Sous réserve de l'invocation de l'interdiction de la double poursuite, l'introduction d'une procédure préliminaire n'est pas sujette à recours (art. 300 al. 2 CPP). Seules les décisions clôturant la procédure préliminaire peuvent être attaquées, pour autant qu'elles mettent un terme définitif à la procédure pénale, à l'instar du classement et de l'ordonnance pénale (mais pas la mise en accusation puisque dans ce cas la procédure est portée devant un tribunal et donc poursuivie). Il s'ensuit que les parties ne peuvent pas recourir contre l'introduction ou la poursuite de la procédure préliminaire, car cela ne leur cause aucun préjudice juridique (ATF 144 IV 81 consid. 2.3.1; arrêt du Tribunal fédéral 7B_320/2023 du 21 février 2024 consid. 2.3). Cette exception au principe selon lequel l'autorité de recours statue sur les recours dirigés contre les actes de procédure et contre les décisions non sujettes à appel rendues par le Ministère public (art. 20 al. 1 let. b CPP) tend à éviter que les parties bloquent le cours de la procédure pénale à leur guise; lesdites parties ne sauraient partant contourner la réglementation légale en formant une demande de classement puis, le cas échéant, un recours contre la décision la rejetant ; ainsi, un tel recours est-il irrecevable (arrêts du Tribunal fédéral 1B_375/2016 du 21 novembre 2016 consid. 2;  1B_209/2011 du 6 septembre 2011 consid. 2 ; Y. JEANNERET, La réforme du casier judiciaire et l'exemption de peine : d'une incohérence à un droit au classement ? RPS 2023 p. 249 et suivantes, p. 256 et suivante).

2.3. En l'espèce, le courrier querellé, en tant qu'il confirme le refus du Ministère public de classer la procédure à l'égard du recourant ne constitue pas, conformément à la jurisprudence constante, une décision sujette à recours, faute de causer un préjudice juridique au recourant. De surcroît, le procédé consistant à réclamer un classement, puis à recourir contre le refus du Ministère public, n'est pas admis. Le recours n'est ainsi pas ouvert contre le courrier querellé et les termes qu'il contient.

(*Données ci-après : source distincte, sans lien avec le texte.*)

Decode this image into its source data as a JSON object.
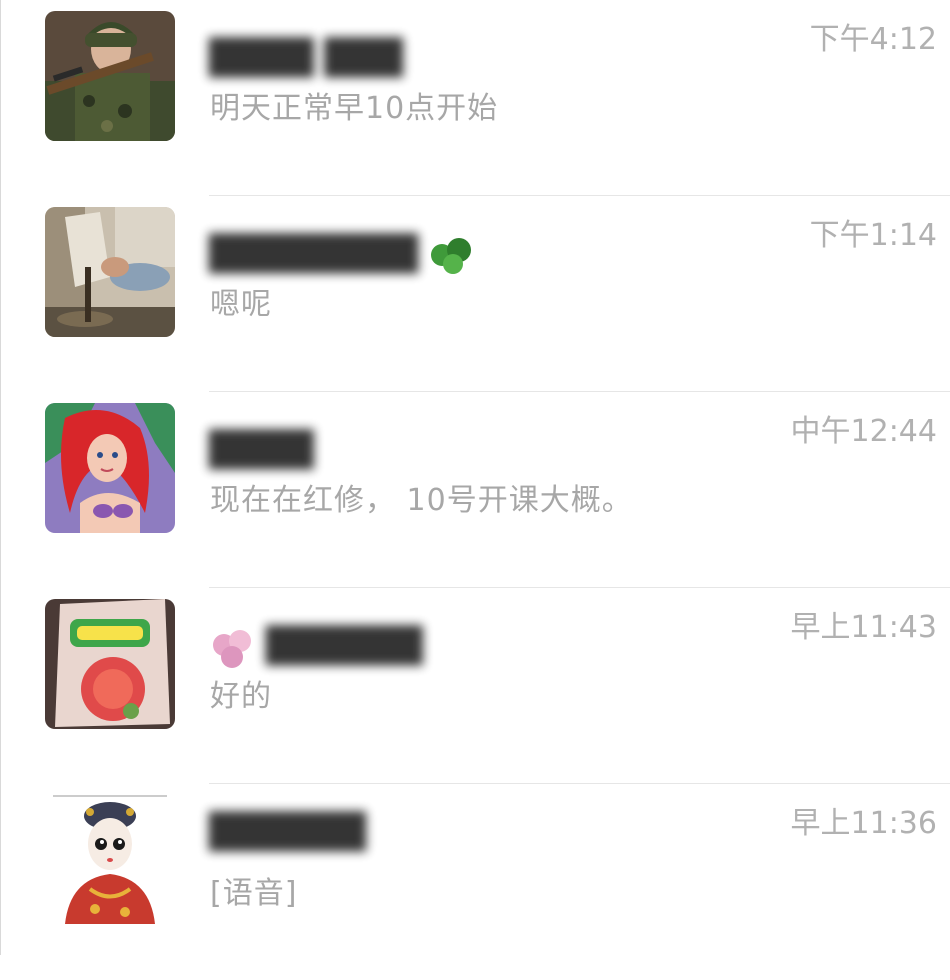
{
  "chats": [
    {
      "avatar_icon": "soldier-photo-avatar",
      "name": "████ ███",
      "time": "下午4:12",
      "preview": "明天正常早10点开始"
    },
    {
      "avatar_icon": "hands-photo-avatar",
      "name": "████████",
      "time": "下午1:14",
      "preview": "嗯呢"
    },
    {
      "avatar_icon": "mermaid-cartoon-avatar",
      "name": "████",
      "time": "中午12:44",
      "preview": "现在在红修， 10号开课大概。"
    },
    {
      "avatar_icon": "snack-package-avatar",
      "name": "██████",
      "time": "早上11:43",
      "preview": "好的"
    },
    {
      "avatar_icon": "ancient-lady-cartoon-avatar",
      "name": "██████",
      "time": "早上11:36",
      "preview": "[语音]"
    }
  ]
}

Le recours est donc irrecevable en tant qu'il vise le prétendu refus de classer du Ministère public.

2.4. Cela étant, le recours est recevable en tant qu'il vise un retard injustifié à statuer : un tel recours peut être déposé en tout temps. Il s'agit donc d'examiner cette question.

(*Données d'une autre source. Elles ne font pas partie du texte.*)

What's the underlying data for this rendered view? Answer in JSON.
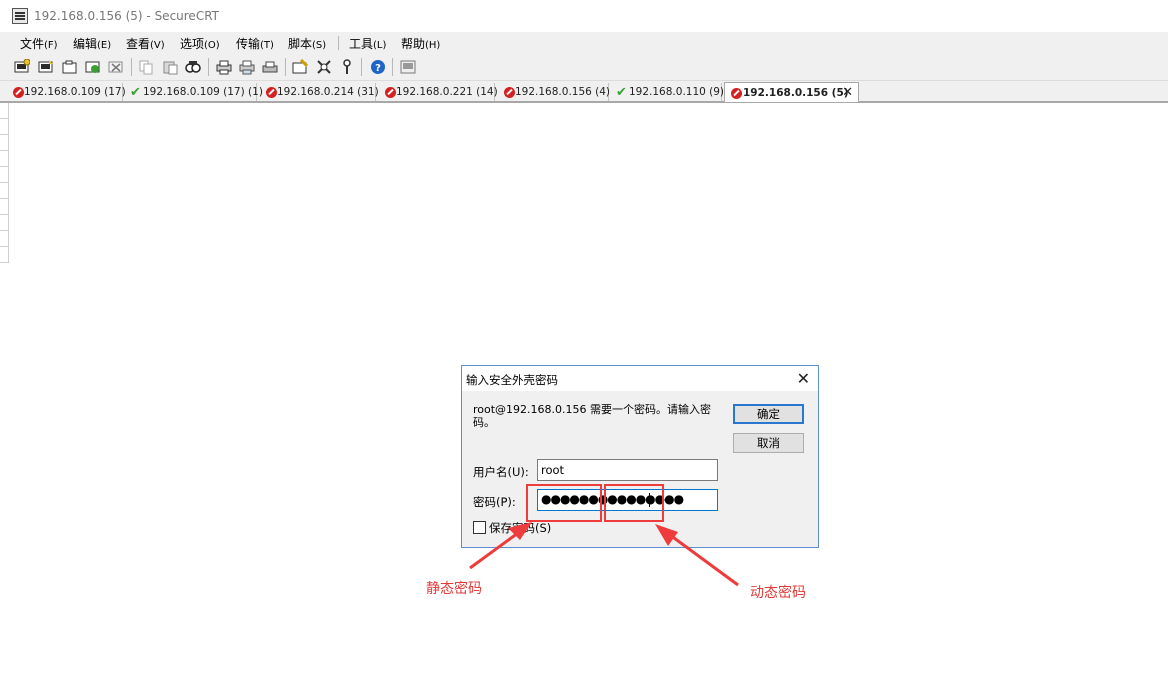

3. 3.1. À teneur de l'art. 5 al. 1 CPP, les autorités pénales engagent les procédures pénales sans délai et les mènent à terme sans retard injustifié. Cette disposition concrétise le principe de célérité, et prohibe le retard injustifié à statuer, posé par l'art. 29 al. 1 Cst., qui garantit notamment à toute personne, dans une procédure judiciaire ou administrative, le droit à ce que sa cause soit traitée dans un délai raisonnable. Un déni de justice ou un retard injustifié est établi lorsqu'une autorité s'abstient tacitement ou refuse expressément de rendre une décision dans un délai convenable (Message concernant la révision totale de l'organisation judiciaire fédérale, FF 2001 4132). Une autorité commet un déni de justice formel et viole l'art. 29 al. 1 Cst. lorsqu'elle n'entre pas en matière dans une cause qui lui est soumise dans les formes et délais prescrits, alors qu'elle devrait s'en saisir (ATF 142 II 154 consid. 4.2; 135 I 6 consid. 2.1; 134 I 229 consid. 2.3).

Comme on ne peut pas exiger de l'autorité pénale qu'elle s'occupe constamment d'une seule et unique affaire, il est inévitable qu'une procédure comporte quelques temps morts. Lorsqu'aucun d'eux n'est d'une durée vraiment choquante, c'est l'appréciation d'ensemble qui prévaut; des périodes d'activités intenses peuvent donc compenser le fait que le dossier a été laissé momentanément de côté en raison d'autres affaires. Le caractère raisonnable du délai s'apprécie selon les circonstances particulières de la cause, eu égard notamment à la complexité de l'affaire, à l'enjeu du litige pour l'intéressé, à son comportement ainsi qu'à celui des autorités compétentes (ATF 144 II 486 consid. 3.2 ; arrêt du Tribunal fédéral 6B_605/2023 du 13 mai 2024 consid. 7.1).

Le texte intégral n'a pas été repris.